3º – Os Deputados das profissões serão eleitos na forma da lei ordinária por sufrágio indireto das associações profissionais compreendidas para esse efeito, e com os grupos afins respectivos, nas quatro divisões seguintes: lavoura e pecuária; indústria; comércio e transportes; profissões liberais e funcionários públicos.
4º – O total dos Deputados das três primeiras categorias será no mínimo de seis sétimos da representação profissional, distribuídos igualmente entre elas, dividindo-se cada uma em círculos correspondentes ao número de Deputados que lhe caiba, dividido por dois, a fim de garantir a representação igual de empregados e de empregadores. O número de círculos da quarta categoria corresponderá ao dos seus Deputados.

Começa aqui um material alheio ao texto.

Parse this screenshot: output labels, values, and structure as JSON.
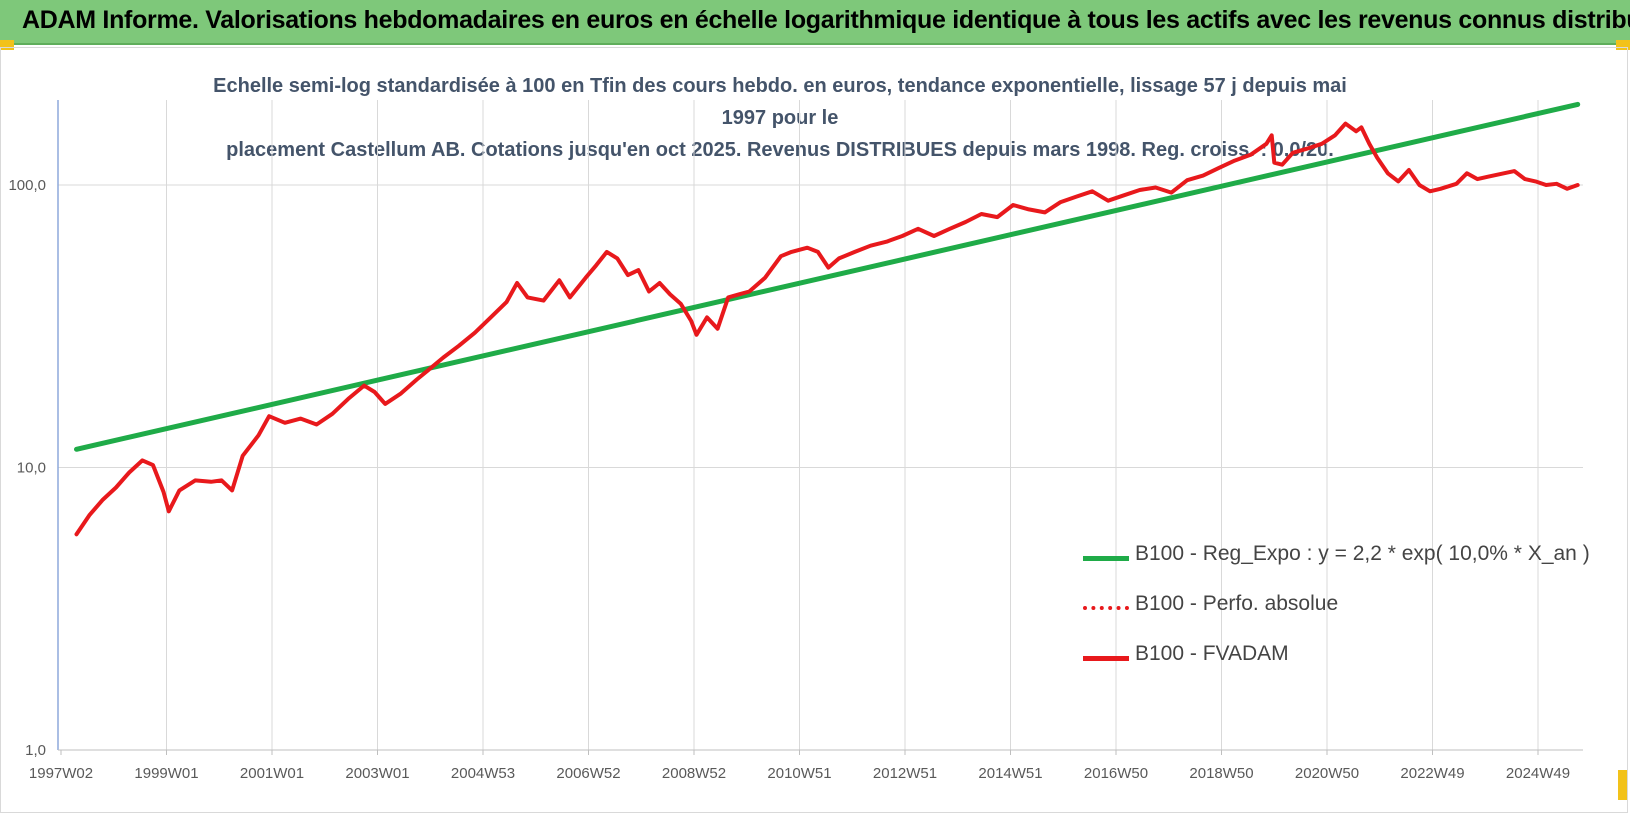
{
  "header": {
    "title": "ADAM Informe. Valorisations hebdomadaires en euros en échelle logarithmique identique à tous les actifs avec les revenus connus distribués"
  },
  "colors": {
    "header_bg": "#7ec87a",
    "accent_corner": "#f2c21a",
    "regression": "#1fab48",
    "perfo": "#e8191c",
    "fvadam": "#e8191c",
    "grid": "#d9d9d9",
    "axis": "#8ea9db"
  },
  "chart_data": {
    "type": "line",
    "title_lines": [
      "Echelle semi-log standardisée à 100 en Tfin des cours hebdo. en euros, tendance exponentielle, lissage 57 j depuis mai 1997 pour le",
      "placement Castellum AB. Cotations jusqu'en oct 2025. Revenus DISTRIBUES depuis mars 1998. Reg. croiss. : 0,0/20."
    ],
    "y_scale": "log",
    "ylim": [
      1,
      200
    ],
    "y_ticks": [
      {
        "value": 1,
        "label": "1,0"
      },
      {
        "value": 10,
        "label": "10,0"
      },
      {
        "value": 100,
        "label": "100,0"
      }
    ],
    "x_tick_labels": [
      "1997W02",
      "1999W01",
      "2001W01",
      "2003W01",
      "2004W53",
      "2006W52",
      "2008W52",
      "2010W51",
      "2012W51",
      "2014W51",
      "2016W50",
      "2018W50",
      "2020W50",
      "2022W49",
      "2024W49"
    ],
    "grid": true,
    "legend_position": "bottom-right",
    "series": [
      {
        "name": "B100 - Reg_Expo : y = 2,2 * exp( 10,0% *  X_an )",
        "style": "solid",
        "points": [
          [
            1997.35,
            11.6
          ],
          [
            2025.8,
            193
          ]
        ]
      },
      {
        "name": "B100 - Perfo. absolue",
        "style": "dotted",
        "points": []
      },
      {
        "name": "B100 - FVADAM",
        "style": "solid",
        "points": [
          [
            1997.35,
            5.8
          ],
          [
            1997.6,
            6.8
          ],
          [
            1997.85,
            7.7
          ],
          [
            1998.1,
            8.5
          ],
          [
            1998.35,
            9.6
          ],
          [
            1998.6,
            10.6
          ],
          [
            1998.8,
            10.2
          ],
          [
            1999.0,
            8.2
          ],
          [
            1999.1,
            7.0
          ],
          [
            1999.3,
            8.3
          ],
          [
            1999.6,
            9.0
          ],
          [
            1999.9,
            8.9
          ],
          [
            2000.1,
            9.0
          ],
          [
            2000.3,
            8.3
          ],
          [
            2000.5,
            11.0
          ],
          [
            2000.8,
            13.0
          ],
          [
            2001.0,
            15.2
          ],
          [
            2001.3,
            14.4
          ],
          [
            2001.6,
            14.9
          ],
          [
            2001.9,
            14.2
          ],
          [
            2002.2,
            15.5
          ],
          [
            2002.5,
            17.5
          ],
          [
            2002.8,
            19.5
          ],
          [
            2003.0,
            18.5
          ],
          [
            2003.2,
            16.8
          ],
          [
            2003.5,
            18.3
          ],
          [
            2003.8,
            20.5
          ],
          [
            2004.0,
            22.0
          ],
          [
            2004.3,
            24.5
          ],
          [
            2004.6,
            27.0
          ],
          [
            2004.9,
            30.0
          ],
          [
            2005.2,
            34.0
          ],
          [
            2005.5,
            38.5
          ],
          [
            2005.7,
            45.0
          ],
          [
            2005.9,
            40.0
          ],
          [
            2006.2,
            39.0
          ],
          [
            2006.5,
            46.0
          ],
          [
            2006.7,
            40.0
          ],
          [
            2007.0,
            47.0
          ],
          [
            2007.2,
            52.0
          ],
          [
            2007.4,
            58.0
          ],
          [
            2007.6,
            55.0
          ],
          [
            2007.8,
            48.0
          ],
          [
            2008.0,
            50.0
          ],
          [
            2008.2,
            42.0
          ],
          [
            2008.4,
            45.0
          ],
          [
            2008.6,
            41.0
          ],
          [
            2008.8,
            38.0
          ],
          [
            2009.0,
            33.0
          ],
          [
            2009.1,
            29.5
          ],
          [
            2009.3,
            34.0
          ],
          [
            2009.5,
            31.0
          ],
          [
            2009.7,
            40.0
          ],
          [
            2009.9,
            41.0
          ],
          [
            2010.1,
            42.0
          ],
          [
            2010.4,
            47.0
          ],
          [
            2010.7,
            56.0
          ],
          [
            2010.9,
            58.0
          ],
          [
            2011.2,
            60.0
          ],
          [
            2011.4,
            58.0
          ],
          [
            2011.6,
            51.0
          ],
          [
            2011.8,
            55.0
          ],
          [
            2012.1,
            58.0
          ],
          [
            2012.4,
            61.0
          ],
          [
            2012.7,
            63.0
          ],
          [
            2013.0,
            66.0
          ],
          [
            2013.3,
            70.0
          ],
          [
            2013.6,
            66.0
          ],
          [
            2013.9,
            70.0
          ],
          [
            2014.2,
            74.0
          ],
          [
            2014.5,
            79.0
          ],
          [
            2014.8,
            77.0
          ],
          [
            2015.1,
            85.0
          ],
          [
            2015.4,
            82.0
          ],
          [
            2015.7,
            80.0
          ],
          [
            2016.0,
            87.0
          ],
          [
            2016.3,
            91.0
          ],
          [
            2016.6,
            95.0
          ],
          [
            2016.9,
            88.0
          ],
          [
            2017.2,
            92.0
          ],
          [
            2017.5,
            96.0
          ],
          [
            2017.8,
            98.0
          ],
          [
            2018.1,
            94.0
          ],
          [
            2018.4,
            104.0
          ],
          [
            2018.7,
            108.0
          ],
          [
            2019.0,
            115.0
          ],
          [
            2019.3,
            122.0
          ],
          [
            2019.6,
            128.0
          ],
          [
            2019.9,
            140.0
          ],
          [
            2020.0,
            150.0
          ],
          [
            2020.05,
            120.0
          ],
          [
            2020.2,
            118.0
          ],
          [
            2020.4,
            130.0
          ],
          [
            2020.7,
            135.0
          ],
          [
            2020.95,
            140.0
          ],
          [
            2021.2,
            150.0
          ],
          [
            2021.4,
            165.0
          ],
          [
            2021.6,
            155.0
          ],
          [
            2021.7,
            160.0
          ],
          [
            2021.85,
            140.0
          ],
          [
            2022.0,
            125.0
          ],
          [
            2022.2,
            110.0
          ],
          [
            2022.4,
            103.0
          ],
          [
            2022.6,
            113.0
          ],
          [
            2022.8,
            100.0
          ],
          [
            2023.0,
            95.0
          ],
          [
            2023.2,
            97.0
          ],
          [
            2023.5,
            101.0
          ],
          [
            2023.7,
            110.0
          ],
          [
            2023.9,
            105.0
          ],
          [
            2024.1,
            107.0
          ],
          [
            2024.4,
            110.0
          ],
          [
            2024.6,
            112.0
          ],
          [
            2024.8,
            105.0
          ],
          [
            2025.0,
            103.0
          ],
          [
            2025.2,
            100.0
          ],
          [
            2025.4,
            101.0
          ],
          [
            2025.6,
            97.0
          ],
          [
            2025.8,
            100.0
          ]
        ]
      }
    ]
  }
}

5º – Excetuada a quarta categoria, haverá em cada círculo profissional dois grupos eleitorais distintos: um, das associações de empregadores, outro, das associações de empregados.
6º – Os grupos serão constituídos de delegados das associações, eleitos mediante sufrágio secreto, igual e indireto por graus sucessivos.

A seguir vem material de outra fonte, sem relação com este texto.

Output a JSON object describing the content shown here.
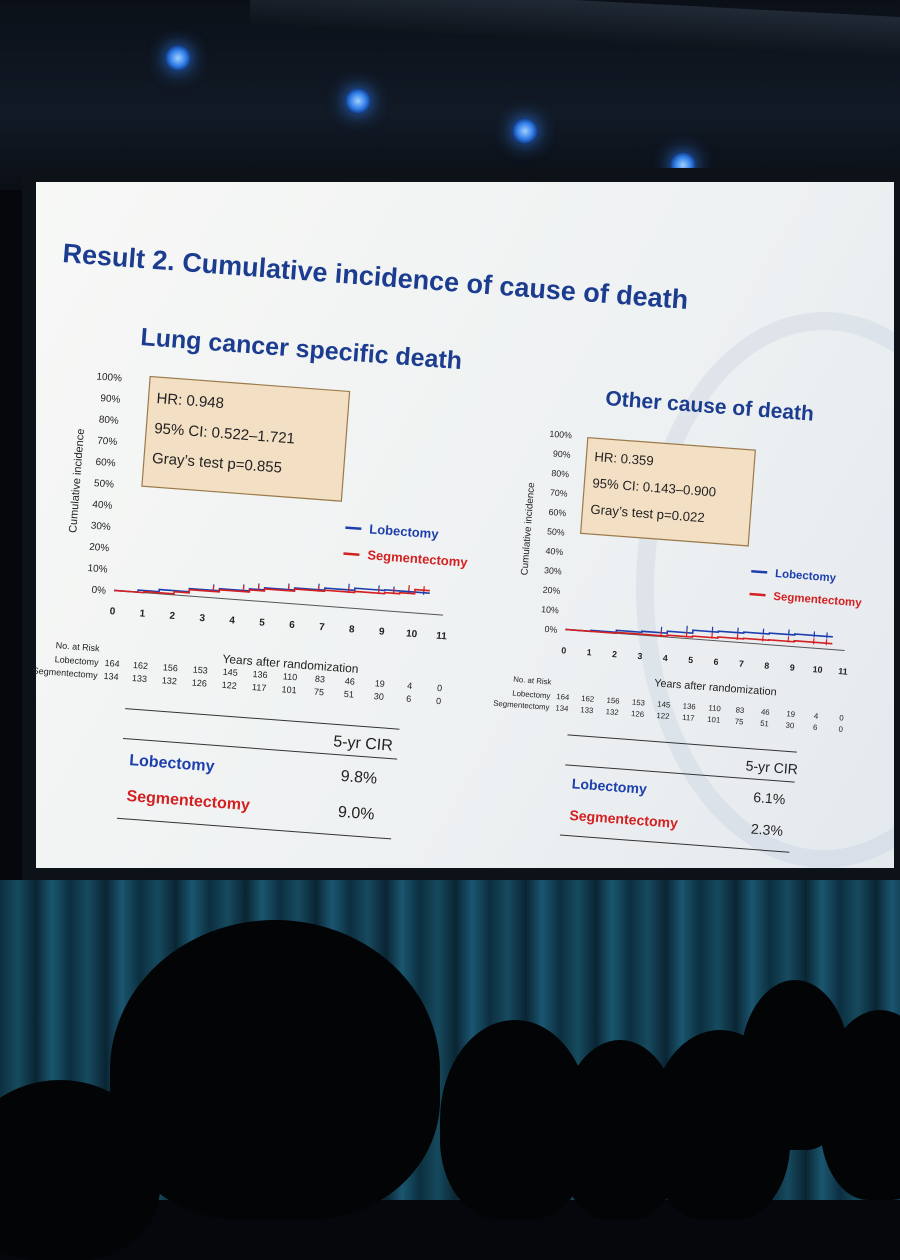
{
  "slide": {
    "title": "Result 2. Cumulative incidence of cause of death"
  },
  "colors": {
    "title": "#1c3d8f",
    "lobectomy": "#1d3fae",
    "segmentectomy": "#d42020",
    "stats_box": "#f2dfc4"
  },
  "chart_data": [
    {
      "type": "line",
      "title": "Lung cancer specific death",
      "xlabel": "Years after randomization",
      "ylabel": "Cumulative incidence",
      "xlim": [
        0,
        11
      ],
      "ylim": [
        0,
        100
      ],
      "x_ticks": [
        "0",
        "1",
        "2",
        "3",
        "4",
        "5",
        "6",
        "7",
        "8",
        "9",
        "10",
        "11"
      ],
      "y_ticks": [
        "0%",
        "10%",
        "20%",
        "30%",
        "40%",
        "50%",
        "60%",
        "70%",
        "80%",
        "90%",
        "100%"
      ],
      "legend": [
        "Lobectomy",
        "Segmentectomy"
      ],
      "stats": [
        "HR: 0.948",
        "95% CI: 0.522–1.721",
        "Gray’s test p=0.855"
      ],
      "series": [
        {
          "name": "Lobectomy",
          "color": "#1d3fae",
          "x": [
            0,
            0.8,
            1.5,
            2.5,
            3.5,
            4.5,
            5,
            6,
            7,
            8,
            9,
            9.5,
            10,
            10.5
          ],
          "y": [
            0,
            1,
            2,
            3.5,
            4.5,
            5.5,
            6.5,
            7.5,
            8.5,
            9.5,
            9.8,
            9.8,
            9.8,
            9.8
          ]
        },
        {
          "name": "Segmentectomy",
          "color": "#d42020",
          "x": [
            0,
            1,
            2,
            2.5,
            3.5,
            4.5,
            5,
            6,
            7,
            8,
            9,
            9.5,
            10,
            10.5
          ],
          "y": [
            0,
            0.5,
            1.5,
            3,
            4,
            5,
            6,
            7,
            7.5,
            8,
            8.5,
            9,
            11,
            11
          ]
        }
      ],
      "risk_table": {
        "header": "No. at Risk",
        "rows": [
          {
            "label": "Lobectomy",
            "values": [
              "164",
              "162",
              "156",
              "153",
              "145",
              "136",
              "110",
              "83",
              "46",
              "19",
              "4",
              "0"
            ]
          },
          {
            "label": "Segmentectomy",
            "values": [
              "134",
              "133",
              "132",
              "126",
              "122",
              "117",
              "101",
              "75",
              "51",
              "30",
              "6",
              "0"
            ]
          }
        ]
      },
      "cir_table": {
        "header": "5-yr CIR",
        "rows": [
          {
            "label": "Lobectomy",
            "value": "9.8%"
          },
          {
            "label": "Segmentectomy",
            "value": "9.0%"
          }
        ]
      }
    },
    {
      "type": "line",
      "title": "Other cause of death",
      "xlabel": "Years after randomization",
      "ylabel": "Cumulative incidence",
      "xlim": [
        0,
        11
      ],
      "ylim": [
        0,
        100
      ],
      "x_ticks": [
        "0",
        "1",
        "2",
        "3",
        "4",
        "5",
        "6",
        "7",
        "8",
        "9",
        "10",
        "11"
      ],
      "y_ticks": [
        "0%",
        "10%",
        "20%",
        "30%",
        "40%",
        "50%",
        "60%",
        "70%",
        "80%",
        "90%",
        "100%"
      ],
      "legend": [
        "Lobectomy",
        "Segmentectomy"
      ],
      "stats": [
        "HR: 0.359",
        "95% CI: 0.143–0.900",
        "Gray’s test p=0.022"
      ],
      "series": [
        {
          "name": "Lobectomy",
          "color": "#1d3fae",
          "x": [
            0,
            1,
            2,
            3,
            4,
            5,
            6,
            7,
            8,
            9,
            10,
            10.5
          ],
          "y": [
            0,
            0.5,
            1.5,
            2,
            3,
            4.5,
            5,
            5.5,
            6,
            6.5,
            6.5,
            6.5
          ]
        },
        {
          "name": "Segmentectomy",
          "color": "#d42020",
          "x": [
            0,
            1,
            2,
            3,
            4,
            5,
            6,
            7,
            8,
            9,
            10,
            10.5
          ],
          "y": [
            0,
            0,
            0.5,
            0.5,
            1,
            1.5,
            2,
            2.3,
            2.5,
            3,
            3,
            3
          ]
        }
      ],
      "risk_table": {
        "header": "No. at Risk",
        "rows": [
          {
            "label": "Lobectomy",
            "values": [
              "164",
              "162",
              "156",
              "153",
              "145",
              "136",
              "110",
              "83",
              "46",
              "19",
              "4",
              "0"
            ]
          },
          {
            "label": "Segmentectomy",
            "values": [
              "134",
              "133",
              "132",
              "126",
              "122",
              "117",
              "101",
              "75",
              "51",
              "30",
              "6",
              "0"
            ]
          }
        ]
      },
      "cir_table": {
        "header": "5-yr CIR",
        "rows": [
          {
            "label": "Lobectomy",
            "value": "6.1%"
          },
          {
            "label": "Segmentectomy",
            "value": "2.3%"
          }
        ]
      }
    }
  ]
}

7º – Na discriminação dos círculos, a lei deverá assegurar a representação das atividades econômicas e culturais do País.
8º – Ninguém poderá exercer o direito de voto em mais de uma associação profissional.
9º – Nas eleições realizadas em tais associações não votarão os estrangeiros.
Pensava-se que, dada a complexidade técnica crescente de temas afetos à legislação, justificada estava, dentre outros fatores, a previsão de uma representação profissional.
É fácil constatar, seguindo a lição do autor citado, como tal forma de representação é manifestamente antidemocrática. Como escancaradamente demonstrado logo no caput do dispositivo acima transcrito, logo se vê verdadeira cisão entre os eleitores, totalmente injustificada sob o ponto de vista do princípio da igualdade, conduzindo a criação de duas espécies de cidadãos: o “povo” e os profissionais liberais.
Pior: levando em conta que a Constituição delegava à Lei a forma de eleição dos Deputados das profissões (§3º), não parece absurdo supor que um eleitor profissional liberal poderia votar num deputado do povo, alcançando diretamente sua representação, e, além disso, poder contar com representante eleito indiretamente por sua entidade de classe. É o fim do sistema “one man, one vote”.
Felizmente, tal forma de representação não se repetiu nas Constituições seguintes, as quais, gradativamente, com avanços e retrocessos, alcançaram o sistema de sufrágio universal hoje vigente. Para superar as dificuldades em torno do enfrentamento de temas específicos do conhecimento humano, cada vez mais crescentes numa legislação típica de sociedade de massas do Estado Social, coube ao Parlamento a criação das comissões técnicas, aptas a auxiliarem os parlamentares justamente em temas complexos como tecnologia, economia ou medicina, cedo ou tarde objeto da legislação.
Hoje em dia é recorrente criticar de modo aberto o sistema representativo, apontando suas deficiências no que tange ao distanciamento entre candidatos e eleitores. De um modo geral, o sistema eleitoral, no mundo e no Brasil, é alvo de diversas impugnações como a mencionada, quase fazendo ressurgir o ideário do mandato imperativo como forma de superação dos problemas da representação. O mandato imperativo, a saber, aquele que preconiza a condição do eleito como verdadeiro fantoche do eleitor, cuja vontade é àquele vinculativamente imposta, pode ser alvo de diversas reservas, tais como: 1) a ofensa à independência do eleito, o qual não ascendeu ao cargo eletivo para representar somente um eleitor; 2) a existência, dentro dos eleitores de certo candidato, de forte heterogeneidade de ideias, pelo menos em pontos específicos dos temas gerais defendidos. Ora, num quadro desse tipo, deve-se mesmo privilegiar a independência do eleito, o qual cabe buscar, a seu juízo, a melhor forma de representar os interesses gerais de seus eleitores.
Isso não quer dizer, evidentemente, que não se deve buscar mais participação e mais deliberação ética na política. Mas isso é assunto para outro momento.
[1] BONAVIDES, Paulo. Ciência política. 10ª Ed. São Paulo: Malheiros, 2003. p, 370.